Insufficiency in vitamin D, a neurosteroid hormone, is associated with cognitive decline in older adults. The impact on the subjective perception of cognitive decline has not yet been examined. The objective of this cross-sectional hospital-based study was to determine whether vitamin D insufficiency was associated with subjective cognitive complaint amongst geriatric patients.

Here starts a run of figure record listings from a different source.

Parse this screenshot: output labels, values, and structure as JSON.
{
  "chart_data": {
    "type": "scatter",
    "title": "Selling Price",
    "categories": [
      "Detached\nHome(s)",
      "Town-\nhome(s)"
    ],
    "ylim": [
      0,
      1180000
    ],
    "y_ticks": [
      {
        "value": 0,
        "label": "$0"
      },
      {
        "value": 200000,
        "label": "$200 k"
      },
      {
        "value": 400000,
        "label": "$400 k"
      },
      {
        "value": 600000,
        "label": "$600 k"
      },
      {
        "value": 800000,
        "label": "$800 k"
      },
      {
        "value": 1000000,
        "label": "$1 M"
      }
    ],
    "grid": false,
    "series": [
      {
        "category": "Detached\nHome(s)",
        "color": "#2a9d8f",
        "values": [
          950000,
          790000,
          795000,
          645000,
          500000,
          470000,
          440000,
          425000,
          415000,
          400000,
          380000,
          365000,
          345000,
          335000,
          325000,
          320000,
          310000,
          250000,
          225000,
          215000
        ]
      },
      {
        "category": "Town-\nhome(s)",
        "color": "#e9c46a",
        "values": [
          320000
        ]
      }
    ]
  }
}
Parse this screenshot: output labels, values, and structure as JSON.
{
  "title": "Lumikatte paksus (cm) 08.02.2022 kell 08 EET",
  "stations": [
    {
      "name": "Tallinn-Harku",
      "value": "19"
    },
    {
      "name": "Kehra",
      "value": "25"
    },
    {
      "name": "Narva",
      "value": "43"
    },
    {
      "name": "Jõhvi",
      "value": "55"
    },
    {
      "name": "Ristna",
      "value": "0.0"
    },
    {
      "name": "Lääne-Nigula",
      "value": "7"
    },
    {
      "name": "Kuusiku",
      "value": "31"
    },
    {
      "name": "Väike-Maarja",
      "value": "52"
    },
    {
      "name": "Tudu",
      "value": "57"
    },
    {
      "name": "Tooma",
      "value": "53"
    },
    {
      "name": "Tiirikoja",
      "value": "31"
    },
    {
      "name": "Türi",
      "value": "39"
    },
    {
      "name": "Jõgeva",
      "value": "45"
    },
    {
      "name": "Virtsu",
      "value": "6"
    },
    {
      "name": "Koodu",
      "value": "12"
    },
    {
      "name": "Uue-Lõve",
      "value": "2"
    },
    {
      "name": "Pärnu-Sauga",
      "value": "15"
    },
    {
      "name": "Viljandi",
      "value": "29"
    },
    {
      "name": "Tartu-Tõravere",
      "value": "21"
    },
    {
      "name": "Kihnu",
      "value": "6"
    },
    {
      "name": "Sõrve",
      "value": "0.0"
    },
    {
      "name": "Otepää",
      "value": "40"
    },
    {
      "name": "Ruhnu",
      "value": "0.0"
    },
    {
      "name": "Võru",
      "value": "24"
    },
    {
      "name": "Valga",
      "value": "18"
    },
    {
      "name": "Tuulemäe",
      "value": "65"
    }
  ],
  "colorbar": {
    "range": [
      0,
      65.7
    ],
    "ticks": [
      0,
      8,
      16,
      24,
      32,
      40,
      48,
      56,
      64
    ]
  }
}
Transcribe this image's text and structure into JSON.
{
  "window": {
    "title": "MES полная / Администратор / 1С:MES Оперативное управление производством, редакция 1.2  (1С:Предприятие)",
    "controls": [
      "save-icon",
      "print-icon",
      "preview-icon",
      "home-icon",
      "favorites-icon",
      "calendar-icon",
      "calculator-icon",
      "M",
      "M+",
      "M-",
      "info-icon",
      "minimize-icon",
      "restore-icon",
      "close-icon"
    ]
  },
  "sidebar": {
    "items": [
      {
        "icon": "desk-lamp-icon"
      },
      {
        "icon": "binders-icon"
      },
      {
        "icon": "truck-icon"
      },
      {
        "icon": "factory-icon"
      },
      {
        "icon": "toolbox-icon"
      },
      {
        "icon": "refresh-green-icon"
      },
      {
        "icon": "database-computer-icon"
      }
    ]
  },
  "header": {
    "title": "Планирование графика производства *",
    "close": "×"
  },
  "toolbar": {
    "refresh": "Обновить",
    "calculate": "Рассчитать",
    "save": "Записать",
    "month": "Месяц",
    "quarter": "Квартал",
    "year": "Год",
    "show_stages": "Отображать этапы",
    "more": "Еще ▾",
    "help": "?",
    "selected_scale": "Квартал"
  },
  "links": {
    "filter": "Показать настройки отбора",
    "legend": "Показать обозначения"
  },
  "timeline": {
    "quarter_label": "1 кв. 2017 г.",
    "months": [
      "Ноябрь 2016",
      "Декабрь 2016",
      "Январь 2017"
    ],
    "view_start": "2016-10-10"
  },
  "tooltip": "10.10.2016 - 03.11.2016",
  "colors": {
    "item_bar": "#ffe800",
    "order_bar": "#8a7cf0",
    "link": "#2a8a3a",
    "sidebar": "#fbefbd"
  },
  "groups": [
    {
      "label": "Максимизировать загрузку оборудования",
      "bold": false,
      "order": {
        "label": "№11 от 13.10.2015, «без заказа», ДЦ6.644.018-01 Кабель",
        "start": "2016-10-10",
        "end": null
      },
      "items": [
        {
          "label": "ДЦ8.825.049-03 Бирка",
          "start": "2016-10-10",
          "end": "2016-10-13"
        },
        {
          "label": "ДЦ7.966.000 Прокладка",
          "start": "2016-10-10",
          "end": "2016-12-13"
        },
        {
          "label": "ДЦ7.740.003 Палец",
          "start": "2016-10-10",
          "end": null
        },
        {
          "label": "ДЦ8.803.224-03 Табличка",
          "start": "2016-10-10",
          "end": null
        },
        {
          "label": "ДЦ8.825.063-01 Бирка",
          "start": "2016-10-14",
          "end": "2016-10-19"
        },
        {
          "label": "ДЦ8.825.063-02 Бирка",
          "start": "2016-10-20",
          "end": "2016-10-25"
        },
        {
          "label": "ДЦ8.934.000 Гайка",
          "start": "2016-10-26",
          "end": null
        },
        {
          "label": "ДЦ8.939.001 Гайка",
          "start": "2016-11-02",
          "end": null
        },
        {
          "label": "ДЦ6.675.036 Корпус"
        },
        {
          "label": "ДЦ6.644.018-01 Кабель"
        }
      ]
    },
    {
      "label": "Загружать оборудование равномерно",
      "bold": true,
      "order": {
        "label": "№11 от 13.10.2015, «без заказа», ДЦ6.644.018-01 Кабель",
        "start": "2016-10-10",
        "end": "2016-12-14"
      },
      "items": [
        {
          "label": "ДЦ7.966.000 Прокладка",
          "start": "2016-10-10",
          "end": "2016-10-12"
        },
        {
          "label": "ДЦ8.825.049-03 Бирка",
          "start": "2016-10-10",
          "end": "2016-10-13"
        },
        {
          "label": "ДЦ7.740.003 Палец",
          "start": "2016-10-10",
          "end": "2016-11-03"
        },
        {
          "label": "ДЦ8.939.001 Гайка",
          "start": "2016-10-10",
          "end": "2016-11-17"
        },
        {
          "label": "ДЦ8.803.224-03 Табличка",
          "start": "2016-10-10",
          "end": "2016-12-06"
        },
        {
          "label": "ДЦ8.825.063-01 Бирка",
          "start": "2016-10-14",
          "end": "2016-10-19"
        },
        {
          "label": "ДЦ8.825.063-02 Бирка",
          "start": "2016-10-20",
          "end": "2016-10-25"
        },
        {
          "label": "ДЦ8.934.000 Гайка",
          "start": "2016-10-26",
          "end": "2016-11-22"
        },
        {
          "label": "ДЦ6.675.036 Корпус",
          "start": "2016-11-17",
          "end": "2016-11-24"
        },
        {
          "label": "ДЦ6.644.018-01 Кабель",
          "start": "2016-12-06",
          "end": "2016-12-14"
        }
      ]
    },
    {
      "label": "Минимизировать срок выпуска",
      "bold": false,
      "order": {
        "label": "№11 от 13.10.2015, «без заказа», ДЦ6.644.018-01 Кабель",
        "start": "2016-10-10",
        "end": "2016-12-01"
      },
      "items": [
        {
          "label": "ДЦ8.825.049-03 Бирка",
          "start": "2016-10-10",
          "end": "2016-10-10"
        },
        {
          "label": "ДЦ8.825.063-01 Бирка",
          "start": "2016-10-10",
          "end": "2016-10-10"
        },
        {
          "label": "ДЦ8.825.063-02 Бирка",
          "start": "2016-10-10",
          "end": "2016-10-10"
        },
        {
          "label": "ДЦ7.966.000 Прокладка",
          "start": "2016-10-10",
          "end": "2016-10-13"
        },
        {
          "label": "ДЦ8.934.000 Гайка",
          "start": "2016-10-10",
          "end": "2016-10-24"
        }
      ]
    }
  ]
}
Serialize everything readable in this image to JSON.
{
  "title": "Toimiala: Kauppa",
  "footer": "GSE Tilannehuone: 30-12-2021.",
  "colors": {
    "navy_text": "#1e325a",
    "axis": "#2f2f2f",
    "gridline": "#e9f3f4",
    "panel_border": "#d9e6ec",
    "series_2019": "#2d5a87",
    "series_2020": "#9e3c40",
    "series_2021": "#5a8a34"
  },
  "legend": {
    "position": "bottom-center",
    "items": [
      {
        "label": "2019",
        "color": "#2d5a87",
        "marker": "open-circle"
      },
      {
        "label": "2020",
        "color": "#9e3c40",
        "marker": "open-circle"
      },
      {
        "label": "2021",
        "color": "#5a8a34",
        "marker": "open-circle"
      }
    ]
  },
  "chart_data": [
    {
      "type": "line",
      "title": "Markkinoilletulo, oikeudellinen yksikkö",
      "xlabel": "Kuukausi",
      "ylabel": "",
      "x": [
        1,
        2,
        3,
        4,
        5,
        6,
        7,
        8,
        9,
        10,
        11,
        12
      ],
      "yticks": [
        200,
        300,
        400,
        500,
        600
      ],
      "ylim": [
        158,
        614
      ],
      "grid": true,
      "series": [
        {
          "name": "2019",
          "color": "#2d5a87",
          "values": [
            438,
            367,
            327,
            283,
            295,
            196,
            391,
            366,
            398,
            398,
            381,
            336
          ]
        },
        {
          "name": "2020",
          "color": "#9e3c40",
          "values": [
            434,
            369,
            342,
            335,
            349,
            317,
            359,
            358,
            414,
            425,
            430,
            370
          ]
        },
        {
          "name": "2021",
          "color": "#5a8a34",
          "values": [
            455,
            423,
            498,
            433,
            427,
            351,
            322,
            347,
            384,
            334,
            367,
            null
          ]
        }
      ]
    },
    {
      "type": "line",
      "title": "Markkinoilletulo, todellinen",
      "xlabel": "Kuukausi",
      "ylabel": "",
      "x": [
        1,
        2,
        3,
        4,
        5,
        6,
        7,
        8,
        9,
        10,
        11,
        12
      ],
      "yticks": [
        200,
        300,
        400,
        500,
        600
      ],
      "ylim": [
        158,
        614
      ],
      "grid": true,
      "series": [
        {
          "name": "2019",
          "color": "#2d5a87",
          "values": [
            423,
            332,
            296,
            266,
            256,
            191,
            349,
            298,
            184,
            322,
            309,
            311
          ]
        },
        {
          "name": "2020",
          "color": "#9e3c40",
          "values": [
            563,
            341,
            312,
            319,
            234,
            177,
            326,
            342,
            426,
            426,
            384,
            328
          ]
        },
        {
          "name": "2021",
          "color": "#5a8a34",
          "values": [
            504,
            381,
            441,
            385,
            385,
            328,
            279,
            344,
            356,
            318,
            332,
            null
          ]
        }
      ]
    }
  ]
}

Ninety-nine consecutive Caucasian in- and outpatients recruited in the 'Cognition and LIPophilic vitamins' (CLIP) study, who had no advanced cognitive disorders (i.e., Mini-Mental State Examination score≥20) and who took no vitamin D supplements, were categorized into 2 groups based on vitamin D insufficiency (i.e., serum 25-hydroxyvitamin D≥75 nmol/L). Subjective cognitive complaint was examined using the Memory Complaint Questionnaire (MAC-Q; score 0-30, best). MAC-Q score<15 out of 30 defined severe cognitive complaint. Age, gender, body mass index, education level, comorbidity burden, functional autonomy, mood, and serum concentrations of parathyroid hormone, calcium, thyroid-stimulating hormone and vitamin B12, and estimated glomerular filtration rate were used as potential confounders.
Compared to participants with serum 25OHD>75 nmol/L, those with vitamin D insufficiency (n=89) had a lower mean MAC-Q score (14.9±2.9 versus 17.1±1.6, P=0.02) and more often a MAC-Q score<15 (52.8% versus 10.0%, P=0.01). Vitamin D insufficiency was inversely associated with the MAC-Q score (adjusted β=-2.84, P=0.03), and positively associated with severe cognitive complaint (adjusted OR=10.07, P=0.03).
Vitamin D insufficiency was associated with subjective cognitive complaint in the studied cohort of geriatric patients.